Un essai de Paul di Felice à l’écoute des mutations artistiques contemporaines en photographie

L’intérêt de ce livre est de faire un lien théorique et critique entre les oeuvres plasticiennes des années 1980-90 et celle des trois dernières décennies. Pour en témoigner , au titre « La photographie entre fragmentation des corps et virtualité des espaces » s’ajoute le sous titre qui manifeste ces évolutions au sein des arts plastiques en général : « Mutations artistiques contemporaines ». Il parait au moment où l’auteur co-organise le 8 ème Mois Européen de la Photographie à Luxembourg, nous y reviendrons. L’ouvrage témoigne de l’engagement global de Paul di Felice en tant que critique d’art, universitaire et docteur en arts, curateur et éditeur des publications Café Crème.

Dans la même collection Eidos des éditions l’Harmattan, dirigée par François Soulages et Michel Costantini il avait en 2020 proposé cette première étude « La photographie entre tableau & dispositif » qui tentait une approche des nouvelles formes plastiques et de leur dynamique au sein de l’exposition. Effacement du médium et hybridation y étaient étudiées. Son introduction analyse les « réalités fabriquées » telles que les ont pratiquées les artistes internationaux de ce que l’on a connu comme la période historique de la staged photography avec Laurie Simmons, David Levinthal, Sandy Skoglund ou dans des images plus performatives comme celles de Philippe Ramette. Il prolonge cette évolution en l’affirmant du côté de la réappropriation et de la déconstruction. Cela lui permet de faire un lien avec les installations des actionnistes viennois avant de rappeler d’autres pratiques du corps scénographié par Jurgen Klauke notamment ou de nous faire découvrir les propositions récentes de sud-africain Mohau Modisakeng, née 1986, dans une orientation plus socio-politique . Aux images post-coloniales s’ajoutent ces oeuvres des expériences corporelles liées au Polaroïd avec Hannah Villiger ou Alix Marie exposée il y a deux ans pour le European Month of Photography sur le thème des Body Fictions. On pouvait y admirer aussi l’approche genrée non dénuée d’humour de Mike Bourscheid avec sa série You inherited that from your father ! We dance our name . Ainsi que les expérimentations de SMITH à travers ses Spectrographies . Le post-humain dans ses déformations extrêmes y est abordé par Weronika Gesika (née en 1984).

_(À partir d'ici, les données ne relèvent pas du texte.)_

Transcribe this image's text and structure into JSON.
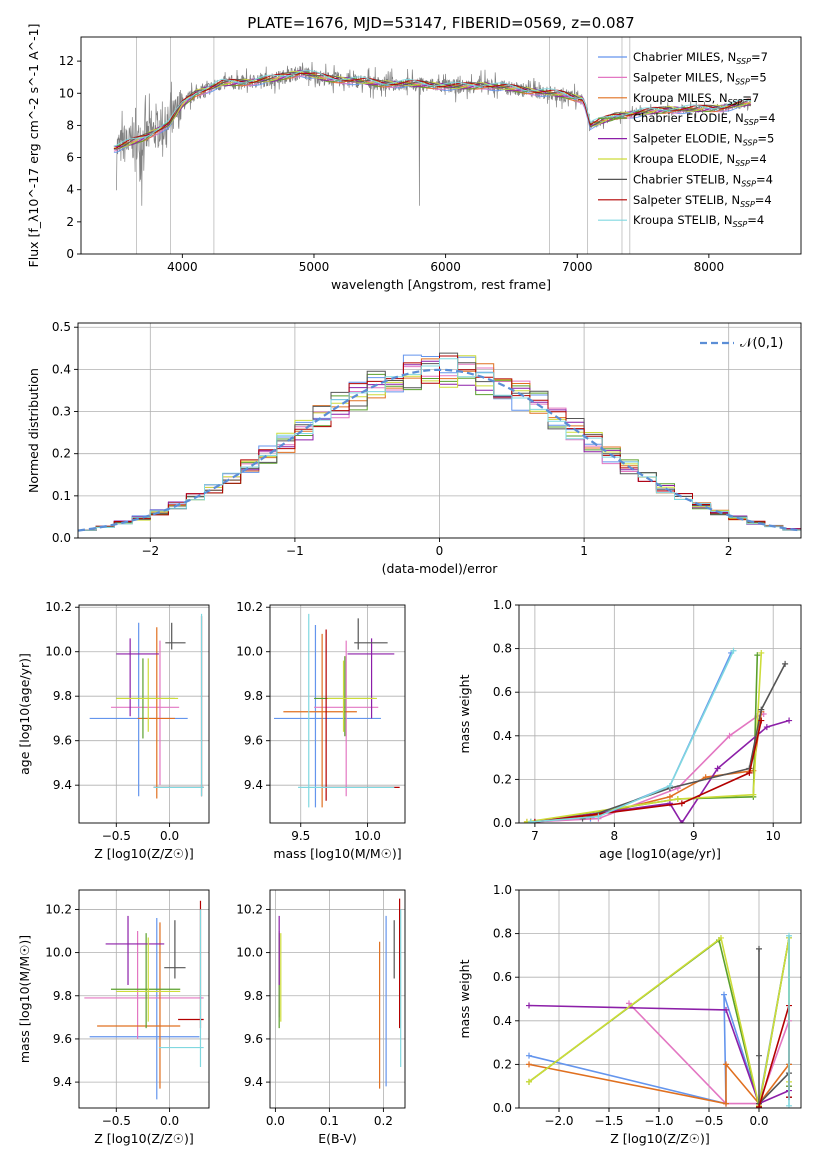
{
  "colors": [
    "#6495ed",
    "#e377c2",
    "#e07020",
    "#5aa02c",
    "#8c1fa8",
    "#cddc39",
    "#555555",
    "#b30000",
    "#80d8e0"
  ],
  "chart_data": [
    {
      "id": "spectrum",
      "type": "line",
      "title": "PLATE=1676, MJD=53147, FIBERID=0569, z=0.087",
      "xlabel": "wavelength [Angstrom, rest frame]",
      "ylabel": "Flux [f_λ10^-17 erg cm^-2 s^-1 A^-1]",
      "xlim": [
        3230,
        8700
      ],
      "ylim": [
        0,
        13.5
      ],
      "xticks": [
        "4000",
        "5000",
        "6000",
        "7000",
        "8000"
      ],
      "yticks": [
        "0",
        "2",
        "4",
        "6",
        "8",
        "10",
        "12"
      ],
      "legend_position": "right",
      "legend": [
        "Chabrier MILES, N_SSP=7",
        "Salpeter MILES, N_SSP=5",
        "Kroupa MILES, N_SSP=7",
        "Chabrier ELODIE, N_SSP=4",
        "Salpeter ELODIE, N_SSP=5",
        "Kroupa ELODIE, N_SSP=4",
        "Chabrier STELIB, N_SSP=4",
        "Salpeter STELIB, N_SSP=4",
        "Kroupa STELIB, N_SSP=4"
      ],
      "model_points": [
        [
          3500,
          6.6
        ],
        [
          3700,
          7.2
        ],
        [
          3900,
          8.1
        ],
        [
          4000,
          9.3
        ],
        [
          4100,
          10.0
        ],
        [
          4300,
          10.6
        ],
        [
          4500,
          10.7
        ],
        [
          4700,
          10.9
        ],
        [
          4900,
          11.3
        ],
        [
          5100,
          10.9
        ],
        [
          5300,
          10.8
        ],
        [
          5500,
          10.6
        ],
        [
          5700,
          10.6
        ],
        [
          5900,
          10.5
        ],
        [
          6100,
          10.4
        ],
        [
          6300,
          10.5
        ],
        [
          6500,
          10.3
        ],
        [
          6700,
          10.1
        ],
        [
          6900,
          9.9
        ],
        [
          7050,
          9.6
        ],
        [
          7100,
          8.0
        ],
        [
          7300,
          8.6
        ],
        [
          7500,
          8.8
        ],
        [
          7700,
          9.0
        ],
        [
          7900,
          9.0
        ],
        [
          8100,
          9.1
        ],
        [
          8300,
          9.4
        ]
      ]
    },
    {
      "id": "residuals",
      "type": "line",
      "xlabel": "(data-model)/error",
      "ylabel": "Normed distribution",
      "xlim": [
        -2.5,
        2.5
      ],
      "ylim": [
        0,
        0.51
      ],
      "xticks": [
        "−2",
        "−1",
        "0",
        "1",
        "2"
      ],
      "yticks": [
        "0.0",
        "0.1",
        "0.2",
        "0.3",
        "0.4",
        "0.5"
      ],
      "legend": [
        "𝒩(0,1)"
      ],
      "legend_position": "top-right",
      "grid": true
    },
    {
      "id": "age_vs_Z",
      "type": "scatter",
      "xlabel": "Z [log10(Z/Z☉)]",
      "ylabel": "age [log10(age/yr)]",
      "xlim": [
        -0.85,
        0.37
      ],
      "ylim": [
        9.23,
        10.21
      ],
      "xticks": [
        "−0.5",
        "0.0"
      ],
      "yticks": [
        "9.4",
        "9.6",
        "9.8",
        "10.0",
        "10.2"
      ],
      "points": [
        {
          "x": -0.29,
          "y": 9.7,
          "xlo": -0.75,
          "xhi": 0.17,
          "ylo": 9.35,
          "yhi": 10.13
        },
        {
          "x": -0.09,
          "y": 9.75,
          "xlo": -0.55,
          "xhi": 0.09,
          "ylo": 9.4,
          "yhi": 10.05
        },
        {
          "x": -0.12,
          "y": 9.7,
          "xlo": -0.3,
          "xhi": 0.05,
          "ylo": 9.34,
          "yhi": 10.11
        },
        {
          "x": -0.25,
          "y": 9.79,
          "xlo": -0.5,
          "xhi": 0.05,
          "ylo": 9.61,
          "yhi": 9.97
        },
        {
          "x": -0.37,
          "y": 9.99,
          "xlo": -0.5,
          "xhi": -0.1,
          "ylo": 9.71,
          "yhi": 10.06
        },
        {
          "x": -0.2,
          "y": 9.79,
          "xlo": -0.5,
          "xhi": 0.08,
          "ylo": 9.64,
          "yhi": 9.97
        },
        {
          "x": 0.02,
          "y": 10.04,
          "xlo": -0.04,
          "xhi": 0.15,
          "ylo": 10.01,
          "yhi": 10.13
        },
        {
          "x": 0.3,
          "y": 9.39,
          "xlo": -0.15,
          "xhi": 0.32,
          "ylo": 9.35,
          "yhi": 10.16
        },
        {
          "x": 0.3,
          "y": 9.39,
          "xlo": -0.15,
          "xhi": 0.32,
          "ylo": 9.35,
          "yhi": 10.17
        }
      ]
    },
    {
      "id": "age_vs_mass",
      "type": "scatter",
      "xlabel": "mass [log10(M/M☉)]",
      "ylabel": "",
      "xlim": [
        9.27,
        10.28
      ],
      "ylim": [
        9.23,
        10.21
      ],
      "xticks": [
        "9.5",
        "10.0"
      ],
      "yticks": [
        "9.4",
        "9.6",
        "9.8",
        "10.0",
        "10.2"
      ],
      "points": [
        {
          "x": 9.61,
          "y": 9.7,
          "xlo": 9.3,
          "xhi": 10.1,
          "ylo": 9.3,
          "yhi": 10.12
        },
        {
          "x": 9.84,
          "y": 9.75,
          "xlo": 9.6,
          "xhi": 10.08,
          "ylo": 9.35,
          "yhi": 10.05
        },
        {
          "x": 9.66,
          "y": 9.73,
          "xlo": 9.37,
          "xhi": 9.92,
          "ylo": 9.3,
          "yhi": 10.08
        },
        {
          "x": 9.83,
          "y": 9.79,
          "xlo": 9.6,
          "xhi": 10.05,
          "ylo": 9.62,
          "yhi": 9.98
        },
        {
          "x": 10.03,
          "y": 9.99,
          "xlo": 9.85,
          "xhi": 10.2,
          "ylo": 9.7,
          "yhi": 10.06
        },
        {
          "x": 9.82,
          "y": 9.79,
          "xlo": 9.7,
          "xhi": 10.07,
          "ylo": 9.64,
          "yhi": 9.96
        },
        {
          "x": 9.93,
          "y": 10.04,
          "xlo": 9.9,
          "xhi": 10.15,
          "ylo": 10.01,
          "yhi": 10.15
        },
        {
          "x": 9.69,
          "y": 9.39,
          "xlo": 9.66,
          "xhi": 10.24,
          "ylo": 9.33,
          "yhi": 10.1
        },
        {
          "x": 9.56,
          "y": 9.39,
          "xlo": 9.48,
          "xhi": 10.2,
          "ylo": 9.3,
          "yhi": 10.17
        }
      ]
    },
    {
      "id": "weight_vs_age",
      "type": "line",
      "xlabel": "age [log10(age/yr)]",
      "ylabel": "mass weight",
      "xlim": [
        6.8,
        10.35
      ],
      "ylim": [
        0,
        1.0
      ],
      "xticks": [
        "7",
        "8",
        "9",
        "10"
      ],
      "yticks": [
        "0.0",
        "0.2",
        "0.4",
        "0.6",
        "0.8",
        "1.0"
      ],
      "grid": true,
      "series": [
        {
          "points": [
            [
              6.95,
              0.005
            ],
            [
              7.7,
              0.02
            ],
            [
              8.7,
              0.17
            ],
            [
              9.47,
              0.78
            ]
          ]
        },
        {
          "points": [
            [
              6.95,
              0.005
            ],
            [
              7.8,
              0.02
            ],
            [
              8.8,
              0.16
            ],
            [
              9.45,
              0.4
            ],
            [
              9.8,
              0.49
            ],
            [
              9.88,
              0.5
            ]
          ]
        },
        {
          "points": [
            [
              6.9,
              0.005
            ],
            [
              7.7,
              0.03
            ],
            [
              8.7,
              0.12
            ],
            [
              9.15,
              0.21
            ],
            [
              9.75,
              0.24
            ],
            [
              9.85,
              0.51
            ]
          ]
        },
        {
          "points": [
            [
              6.95,
              0.005
            ],
            [
              8.8,
              0.11
            ],
            [
              9.75,
              0.12
            ],
            [
              9.8,
              0.77
            ]
          ]
        },
        {
          "points": [
            [
              7.0,
              0.005
            ],
            [
              8.7,
              0.09
            ],
            [
              8.85,
              0.0
            ],
            [
              9.3,
              0.25
            ],
            [
              9.92,
              0.44
            ],
            [
              10.2,
              0.47
            ]
          ]
        },
        {
          "points": [
            [
              6.9,
              0.005
            ],
            [
              8.8,
              0.11
            ],
            [
              9.75,
              0.13
            ],
            [
              9.85,
              0.78
            ]
          ]
        },
        {
          "points": [
            [
              7.6,
              0.02
            ],
            [
              8.7,
              0.16
            ],
            [
              9.7,
              0.25
            ],
            [
              9.85,
              0.52
            ],
            [
              10.15,
              0.73
            ]
          ]
        },
        {
          "points": [
            [
              7.0,
              0.005
            ],
            [
              8.85,
              0.09
            ],
            [
              9.7,
              0.23
            ],
            [
              9.85,
              0.47
            ]
          ]
        },
        {
          "points": [
            [
              6.95,
              0.005
            ],
            [
              7.8,
              0.03
            ],
            [
              8.7,
              0.17
            ],
            [
              9.5,
              0.79
            ]
          ]
        }
      ]
    },
    {
      "id": "mass_vs_Z",
      "type": "scatter",
      "xlabel": "Z [log10(Z/Z☉)]",
      "ylabel": "mass [log10(M/M☉)]",
      "xlim": [
        -0.85,
        0.37
      ],
      "ylim": [
        9.28,
        10.29
      ],
      "xticks": [
        "−0.5",
        "0.0"
      ],
      "yticks": [
        "9.4",
        "9.6",
        "9.8",
        "10.0",
        "10.2"
      ],
      "points": [
        {
          "x": -0.12,
          "y": 9.61,
          "xlo": -0.75,
          "xhi": 0.28,
          "ylo": 9.32,
          "yhi": 10.16
        },
        {
          "x": -0.3,
          "y": 9.79,
          "xlo": -0.8,
          "xhi": 0.32,
          "ylo": 9.6,
          "yhi": 10.1
        },
        {
          "x": -0.09,
          "y": 9.66,
          "xlo": -0.68,
          "xhi": 0.1,
          "ylo": 9.37,
          "yhi": 10.14
        },
        {
          "x": -0.22,
          "y": 9.83,
          "xlo": -0.55,
          "xhi": 0.1,
          "ylo": 9.65,
          "yhi": 10.09
        },
        {
          "x": -0.39,
          "y": 10.04,
          "xlo": -0.6,
          "xhi": -0.05,
          "ylo": 9.85,
          "yhi": 10.17
        },
        {
          "x": -0.2,
          "y": 9.82,
          "xlo": -0.5,
          "xhi": 0.1,
          "ylo": 9.68,
          "yhi": 10.07
        },
        {
          "x": 0.05,
          "y": 9.93,
          "xlo": -0.05,
          "xhi": 0.15,
          "ylo": 9.88,
          "yhi": 10.15
        },
        {
          "x": 0.29,
          "y": 9.69,
          "xlo": 0.08,
          "xhi": 0.32,
          "ylo": 9.65,
          "yhi": 10.24
        },
        {
          "x": 0.29,
          "y": 9.56,
          "xlo": -0.1,
          "xhi": 0.32,
          "ylo": 9.47,
          "yhi": 10.2
        }
      ]
    },
    {
      "id": "mass_vs_ebv",
      "type": "scatter",
      "xlabel": "E(B-V)",
      "ylabel": "",
      "xlim": [
        -0.01,
        0.24
      ],
      "ylim": [
        9.28,
        10.29
      ],
      "xticks": [
        "0.0",
        "0.1",
        "0.2"
      ],
      "yticks": [
        "9.4",
        "9.6",
        "9.8",
        "10.0",
        "10.2"
      ],
      "points": [
        {
          "x": 0.205,
          "y": 9.61,
          "xlo": 0.205,
          "xhi": 0.205,
          "ylo": 9.38,
          "yhi": 10.17
        },
        {
          "x": 0.007,
          "y": 9.79,
          "xlo": 0.007,
          "xhi": 0.007,
          "ylo": 9.7,
          "yhi": 10.1
        },
        {
          "x": 0.193,
          "y": 9.66,
          "xlo": 0.193,
          "xhi": 0.193,
          "ylo": 9.37,
          "yhi": 10.05
        },
        {
          "x": 0.007,
          "y": 9.83,
          "xlo": 0.007,
          "xhi": 0.007,
          "ylo": 9.65,
          "yhi": 10.09
        },
        {
          "x": 0.007,
          "y": 10.04,
          "xlo": 0.007,
          "xhi": 0.007,
          "ylo": 9.85,
          "yhi": 10.17
        },
        {
          "x": 0.01,
          "y": 9.82,
          "xlo": 0.01,
          "xhi": 0.01,
          "ylo": 9.68,
          "yhi": 10.09
        },
        {
          "x": 0.22,
          "y": 9.93,
          "xlo": 0.22,
          "xhi": 0.22,
          "ylo": 9.88,
          "yhi": 10.15
        },
        {
          "x": 0.23,
          "y": 9.69,
          "xlo": 0.23,
          "xhi": 0.23,
          "ylo": 9.65,
          "yhi": 10.25
        },
        {
          "x": 0.232,
          "y": 9.56,
          "xlo": 0.232,
          "xhi": 0.232,
          "ylo": 9.47,
          "yhi": 10.2
        }
      ]
    },
    {
      "id": "weight_vs_Z",
      "type": "line",
      "xlabel": "Z [log10(Z/Z☉)]",
      "ylabel": "mass weight",
      "xlim": [
        -2.4,
        0.42
      ],
      "ylim": [
        0,
        1.0
      ],
      "xticks": [
        "−2.0",
        "−1.5",
        "−1.0",
        "−0.5",
        "0.0"
      ],
      "yticks": [
        "0.0",
        "0.2",
        "0.4",
        "0.6",
        "0.8",
        "1.0"
      ],
      "grid": true,
      "series": [
        {
          "points": [
            [
              -2.3,
              0.24
            ],
            [
              -0.33,
              0.02
            ],
            [
              -0.35,
              0.52
            ],
            [
              0.0,
              0.02
            ],
            [
              0.3,
              0.78
            ],
            [
              0.3,
              0.1
            ],
            [
              0.3,
              0.2
            ]
          ]
        },
        {
          "points": [
            [
              -1.3,
              0.48
            ],
            [
              -0.33,
              0.02
            ],
            [
              0.0,
              0.02
            ],
            [
              0.3,
              0.4
            ],
            [
              0.3,
              0.05
            ]
          ]
        },
        {
          "points": [
            [
              -2.3,
              0.2
            ],
            [
              -0.33,
              0.02
            ],
            [
              -0.33,
              0.2
            ],
            [
              0.0,
              0.02
            ],
            [
              0.3,
              0.2
            ],
            [
              0.3,
              0.1
            ],
            [
              0.3,
              0.05
            ]
          ]
        },
        {
          "points": [
            [
              -2.3,
              0.12
            ],
            [
              -0.4,
              0.77
            ],
            [
              0.0,
              0.005
            ],
            [
              0.3,
              0.78
            ],
            [
              0.3,
              0.1
            ]
          ]
        },
        {
          "points": [
            [
              -2.3,
              0.47
            ],
            [
              -0.33,
              0.45
            ],
            [
              0.0,
              0.02
            ],
            [
              0.3,
              0.08
            ],
            [
              0.3,
              0.05
            ]
          ]
        },
        {
          "points": [
            [
              -2.3,
              0.12
            ],
            [
              -0.38,
              0.78
            ],
            [
              0.0,
              0.01
            ],
            [
              0.3,
              0.78
            ],
            [
              0.3,
              0.12
            ]
          ]
        },
        {
          "points": [
            [
              0.0,
              0.73
            ],
            [
              0.0,
              0.24
            ],
            [
              0.0,
              0.02
            ],
            [
              0.3,
              0.16
            ],
            [
              0.3,
              0.05
            ]
          ]
        },
        {
          "points": [
            [
              0.0,
              0.005
            ],
            [
              0.3,
              0.47
            ],
            [
              0.3,
              0.05
            ]
          ]
        },
        {
          "points": [
            [
              0.3,
              0.79
            ],
            [
              0.3,
              0.01
            ]
          ]
        }
      ]
    }
  ]
}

La mise en oeuvre des corps, leur fragmentation se joue dans l’opposition entre des tendances mortifères et de complexes constructions biographiques. On trouve évidemment des oeuvres aussi fortes que celles d’Andres Serrano ou de Joel-Peter Witkin avec leurs flirts mortifères. Au nom de l’obscénité revendiquée ils sont accompagnés par Robert Mapplethorpe ou Antoine d’Agata.

Du côté de l’exaltation du vivant l’auteur rappelle le travail de Francesca Woodman, ainsi que les autoportraits participatifs de Cristina Nunez , tandis qu’il fait dialoguer les Black Women de Valérie Belin, avec les autoportraits mis en scène par Zanele Muholi, artiste sud africaine, née en 1972.

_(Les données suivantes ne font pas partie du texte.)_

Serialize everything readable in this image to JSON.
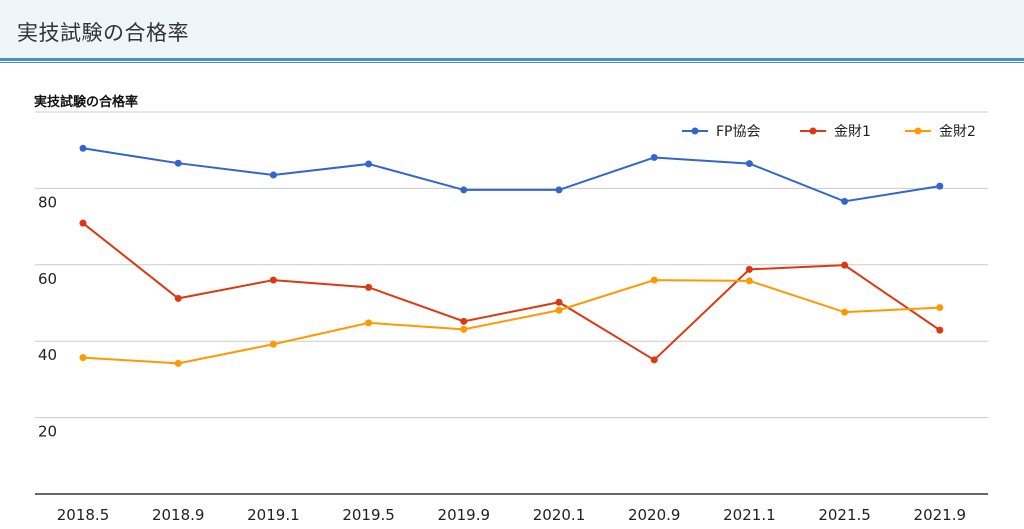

Le livre se termine sur les pratiques les plus récentes de la Post Photography, chapitre qui s’ouvre logiquement avec Joan Fontcuberta l’un de ses plus grands expérimentateurs.On y trouve aussi les couples ou artistes féministes déjà exposés du temps de a manifestation Les trahisons du modèles en 2000 : Aziz&Cücher, Lavick Müller, Nicole Tran Ba Vang, ORLAN. Ces pratiques hybrides qui jouent aux marges des nouvelles technologies, elles sont en lien avec l’histoire de la peinture traditionnelle chez l’artiste chinois Yang Yongliang, elle font l’objet d’installations complexes chez Peter Aerschmann. Elles montrent des réalités nouvelles chez Thibaut Brunet, Cédric Delsaux ou Lionel Bayol-Thémines.

Au moment où le 2eme Parlement de la photographie , une récente table ronde du Ministère de la culture réunissait début mai Etienne Hatt, Anne Bertrand , Michel Poivert et Marie Docher pour s’interroger sur la crise de la critique photographique ce livre témoigne qu’elle se porte bien quand elle conjugue de façon plurielle expositions, publications et recherches au service des artistes internationaux de différentes générations.